Is reading wife's e-mail a crime? Rochester Hills man faces trial
In the preliminary exam, Clara Walker testified that although Leon Walker had purchased the laptop for her, it was hers alone and she kept the password a secret.
Leon Walker told the Free Press he routinely used the computer and that she kept all of her passwords in a small book next to the computer.
"It was a family computer," he said. "I did work on it all the time."
My initial question was why the prosecutor's office pursued this case in the first place; the following article discusses Cooper's decision to stop supporting treatment courts due to its need to "deal with the surge in violent crime and the surge in technically complex cases." The pursuit of the case at hand doesn't fit with the purported need to focus on a "surge in violent crime...".

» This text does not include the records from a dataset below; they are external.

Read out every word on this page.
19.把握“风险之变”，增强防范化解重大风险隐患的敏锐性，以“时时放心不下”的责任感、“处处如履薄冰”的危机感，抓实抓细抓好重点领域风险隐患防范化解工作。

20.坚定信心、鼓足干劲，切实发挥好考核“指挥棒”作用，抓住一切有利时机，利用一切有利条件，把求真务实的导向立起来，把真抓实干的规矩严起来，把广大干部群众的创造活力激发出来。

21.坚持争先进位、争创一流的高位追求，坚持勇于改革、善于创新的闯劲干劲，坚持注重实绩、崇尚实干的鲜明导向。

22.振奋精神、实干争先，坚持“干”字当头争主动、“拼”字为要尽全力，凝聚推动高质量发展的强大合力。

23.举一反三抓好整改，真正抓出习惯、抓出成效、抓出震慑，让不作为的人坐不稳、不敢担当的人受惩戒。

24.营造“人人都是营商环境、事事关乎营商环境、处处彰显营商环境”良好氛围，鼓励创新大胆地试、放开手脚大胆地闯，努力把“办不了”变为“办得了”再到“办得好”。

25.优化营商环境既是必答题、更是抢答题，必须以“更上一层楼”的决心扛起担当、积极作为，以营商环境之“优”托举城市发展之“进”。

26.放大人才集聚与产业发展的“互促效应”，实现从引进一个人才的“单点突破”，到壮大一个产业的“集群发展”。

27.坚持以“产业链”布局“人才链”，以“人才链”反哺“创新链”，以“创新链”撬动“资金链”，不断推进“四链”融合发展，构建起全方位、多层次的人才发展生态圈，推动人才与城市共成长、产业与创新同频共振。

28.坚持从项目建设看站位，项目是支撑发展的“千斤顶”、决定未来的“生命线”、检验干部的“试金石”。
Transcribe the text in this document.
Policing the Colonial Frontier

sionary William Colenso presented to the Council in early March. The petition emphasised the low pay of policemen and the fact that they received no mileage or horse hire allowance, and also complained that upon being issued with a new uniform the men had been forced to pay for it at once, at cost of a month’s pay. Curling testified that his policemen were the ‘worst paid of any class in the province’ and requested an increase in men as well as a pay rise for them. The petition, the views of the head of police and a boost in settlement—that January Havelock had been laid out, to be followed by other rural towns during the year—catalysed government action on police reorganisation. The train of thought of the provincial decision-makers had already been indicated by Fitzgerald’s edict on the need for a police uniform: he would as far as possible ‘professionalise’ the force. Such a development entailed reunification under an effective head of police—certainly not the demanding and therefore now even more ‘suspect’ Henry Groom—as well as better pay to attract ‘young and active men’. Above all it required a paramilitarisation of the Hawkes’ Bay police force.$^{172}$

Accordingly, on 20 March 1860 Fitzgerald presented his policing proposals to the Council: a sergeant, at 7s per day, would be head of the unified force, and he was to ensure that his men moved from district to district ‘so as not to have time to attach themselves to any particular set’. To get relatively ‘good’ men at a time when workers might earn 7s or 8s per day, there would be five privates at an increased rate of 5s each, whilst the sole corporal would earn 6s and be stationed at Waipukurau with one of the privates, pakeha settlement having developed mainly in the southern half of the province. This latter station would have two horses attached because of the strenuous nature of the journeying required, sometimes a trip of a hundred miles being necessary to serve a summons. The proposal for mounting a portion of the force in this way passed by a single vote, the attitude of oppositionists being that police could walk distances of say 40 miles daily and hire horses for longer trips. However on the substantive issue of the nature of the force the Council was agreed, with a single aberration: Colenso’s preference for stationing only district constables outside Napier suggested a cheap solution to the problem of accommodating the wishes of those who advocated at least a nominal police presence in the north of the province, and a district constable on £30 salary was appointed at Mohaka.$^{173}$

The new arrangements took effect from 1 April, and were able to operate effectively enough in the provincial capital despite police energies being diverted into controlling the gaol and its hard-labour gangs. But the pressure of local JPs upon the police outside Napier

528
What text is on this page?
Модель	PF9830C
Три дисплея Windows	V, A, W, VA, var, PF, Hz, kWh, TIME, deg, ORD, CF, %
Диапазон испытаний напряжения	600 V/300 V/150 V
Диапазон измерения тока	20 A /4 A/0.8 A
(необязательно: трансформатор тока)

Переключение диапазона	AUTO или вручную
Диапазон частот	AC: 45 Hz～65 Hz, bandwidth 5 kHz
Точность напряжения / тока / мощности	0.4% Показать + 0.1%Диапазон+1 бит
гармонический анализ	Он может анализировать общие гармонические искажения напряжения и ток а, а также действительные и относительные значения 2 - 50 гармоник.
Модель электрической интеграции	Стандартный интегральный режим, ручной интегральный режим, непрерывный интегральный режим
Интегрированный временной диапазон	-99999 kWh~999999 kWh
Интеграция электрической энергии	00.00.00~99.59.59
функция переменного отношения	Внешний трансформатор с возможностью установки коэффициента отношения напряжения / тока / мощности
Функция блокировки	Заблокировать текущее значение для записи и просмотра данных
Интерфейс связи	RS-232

Cooper's office threatens to pull out of drug courts
"Now, more than ever, we must utilize our limited resources to handle a huge volume of cases effectively, and we do not have the luxury of micromanaging a small, select group of cases," Cooper wrote. "Instead, the Oakland County Prosecutor's Office must marshal its severely diminished financial and personnel resources to deal with the surge in violent crime and the surge in technically complex cases."
Cooper wrote that her office won't participate in the Circuit Court's juvenile and adult treatment courts, a new mental health component, or treatment courts run by the district courts. She said she will withdraw at an agreed upon date no later than Sept. 30."
Earlier this year Cooper's office charged a widow of her husband's murder before the autopsy indicated a cause of death.
Lloyd Johnson Autopsy Reveals Attorney Not Murdered, Laura Johnson Vindicated? Cooper's reaction to the announcement that no murder occurred is a bit strange: Ms. Cooper sends her regrets, sort of
I've known Jessica Cooper for at least a dozen years, and in my experience she has been an honest, hardworking and essentially decent public servant.
So I was surprised, I told the Oakland County prosecutor when she returned my call Tuesday, that Cooper had not been there to apologize in person when her deputy Paul Walton appeared in court to dismiss criminal charges against Laura Johnson, whom Cooper had publicly accused of murder a few days earlier.
"I'm busy," Cooper answered cheerfully, adding that she had complete confidence in Walton's ability to explain her office's about-face.
When I said Walton's statement to the court had struck me as long on explanation and short on contrition, the prosecutor's voice turned sterner.
"I released her, didn't I?" Cooper said. "Twenty minutes after the medical examiner ruled the death an accident, we were making arrangements with the court to get her out of jail.